CeRh2As2 was recently found to exhibit two superconducting states: A low-field state changes into a high-field state at 4 T when a magnetic field is applied along one axis. For varying field directions, the team measured the specific heat, magnetic susceptibility, and magnetic torque of this material to obtain the angle dependence of the critical fields. They found that the high-field state quickly disappears when the magnetic field is turned away from the initial axis. These results are in excellent agreement with the team’s model identifying the two states with even- and odd-parity states.

CeRh2As2 presents an extraordinary opportunity to investigate odd-parity superconductivity further.

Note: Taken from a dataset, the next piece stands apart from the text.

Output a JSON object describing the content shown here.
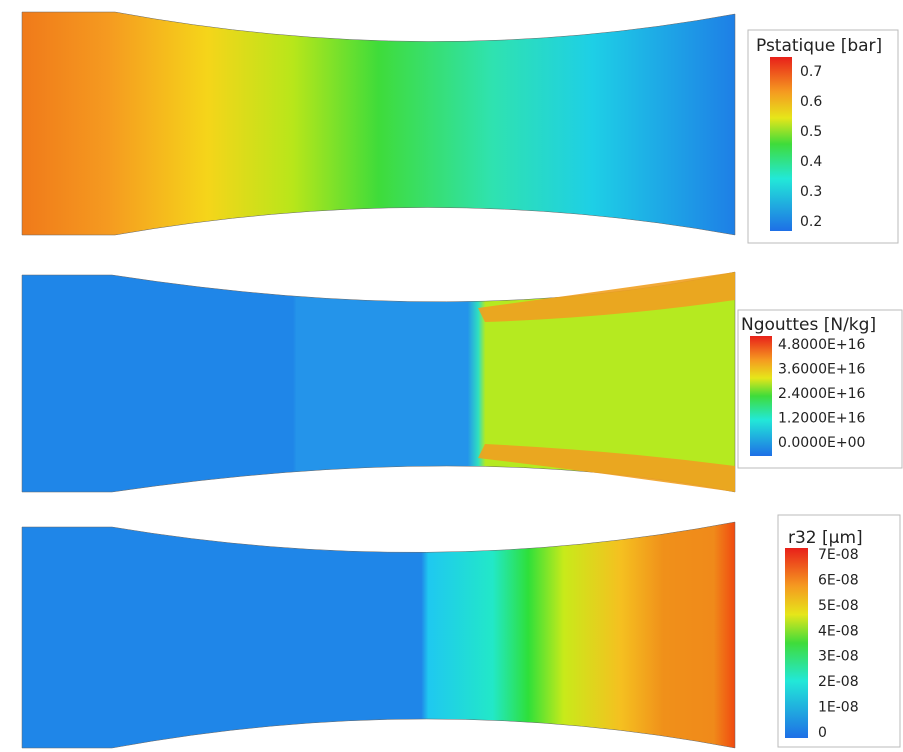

It also allows for testing mechanisms for a transition between two superconducting states, and especially their relation to spin-orbit coupling, multiband physics, and additional ordered states occurring in this material.


For general science observers of the superconductor field the progress has been slow and lets say, exasperating. Most folks have been led to think through reports that there will be a material discovered to provide a history making solution.

However the fact is the field is still very much in the zone of “what is going on” when the superconduction effect appears and why does it, i.e. need cold conditions, some materials and alloys work and others don’t and other questions that make up quite a list.

That said, the field is in the basic discovery mode. Trial and error progress has been quite a bit of help, but this news gets to the fundamentals, asking questions and getting deep information revealing “what is going on”. If the field stays in the guessing game mode this kind of research is going to improve the odds. If the basics are researched even further the field may well get to the point where the depth of understanding allows designing and engineering materials. One day we may read about AI and programs that predict materials.

This team’s work is important and its progress indeed. Its because the next question, “Why does this happen?” may soon have an answer within reach. That’s the question and others like it whose answers start real progress.